For uncomplicated diverticulitis the standard therapy is liquid diet and oral antimicrobials, usually ciprofloxacin and metronidazole. Hospitalization, bowel rest, and intravenous antibacterial agents are mandatory for complicated diverticulitis. Hemorrhage is usually a self-limited event but may require endoscopic or surgical treatment [Kohler et al. 1999]. Once in remission, continuous fiber intake and probably an intermittent course of rifaximin may improve symptoms and reduce diverticulitis recurrence. These preventive strategies will likely improve patients’ quality of life and reduce management costs. A surgical approach to diverticular disease is needed in 15–30% of patients and consists of removing the intestinal segment affected by diverticula. Surgery is indicated in diffuse peritonitis, abscesses, fistulas, stenosis, and after the second to fourth attack of uncomplicated diverticulitis, although rather than the number of episodes it is the severity and the interval between them which is more important [Collins and Winter, 2007]. Young people and patients who are immunocompromised are more likely to undergo surgery [Murphy et al. 2007].
Summary and conclusions
Diverticular disease must be understood as an entity with biological progression from a normal colon to a wide spectrum of clinical scenarios and disease severities. In diverticular disease, as in functional intestinal disease, bacterial flora and intestinal motility seem to play a key role in determining the clinical manifestations of the disease [Colecchia et al. 2003].
Different degrees of mucosal inflammation may be an underlying pathogenetic mechanism in diverticular disease as in other colonic diseases.

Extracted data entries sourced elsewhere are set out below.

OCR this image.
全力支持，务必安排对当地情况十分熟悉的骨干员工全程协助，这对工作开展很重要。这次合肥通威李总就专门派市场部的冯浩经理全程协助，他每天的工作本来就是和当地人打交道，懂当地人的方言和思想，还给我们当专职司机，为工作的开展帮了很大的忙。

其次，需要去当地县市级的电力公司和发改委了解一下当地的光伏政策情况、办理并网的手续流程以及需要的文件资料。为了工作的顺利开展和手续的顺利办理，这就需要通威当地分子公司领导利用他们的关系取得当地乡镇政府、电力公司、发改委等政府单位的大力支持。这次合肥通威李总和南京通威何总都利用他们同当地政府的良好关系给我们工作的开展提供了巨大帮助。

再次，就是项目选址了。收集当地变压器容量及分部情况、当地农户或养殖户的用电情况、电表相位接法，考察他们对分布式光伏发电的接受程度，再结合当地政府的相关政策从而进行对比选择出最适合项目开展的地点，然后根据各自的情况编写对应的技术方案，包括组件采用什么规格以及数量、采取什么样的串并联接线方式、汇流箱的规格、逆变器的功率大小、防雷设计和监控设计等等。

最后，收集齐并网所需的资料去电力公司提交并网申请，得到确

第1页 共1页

The use of nonabsorbable antibiotics in diverticular disease has two aims: relief of symptoms, and prevention of diverticulitis recurrence. Current evidence based on studies with the negligible absorbed antibiotic, rifaximin, administered in long-term cyclic treatments supports this approach. In symptomatic uncomplicated diverticular disease, treatment with rifaximin plus fiber supplementation is effective in relieving symptoms and preventing complications at 1 year [Bianchi et al. 2011]. Rifaximin administration may improve the clinical benefits of a high-fiber diet by interfering with the intestinal microflora, preventing fiber degradation, and by reducing the mucosal damage induced by bacterial overgrowth [D’Inca et al. 2007].
Footnotes
Acknowledgements
Dr Angel Lanas was an invited speaker to a symposium sponsored by Alfa-Wasserman at the United European Gastroenterological week in Barcelona in 2010.
Funding
This research received no specific grant from any funding agency in the public, commercial, or not-for-profit sectors.
Conflict of interest statement
Dr Federico Sopeña declares no conflict of interest in preparing this article.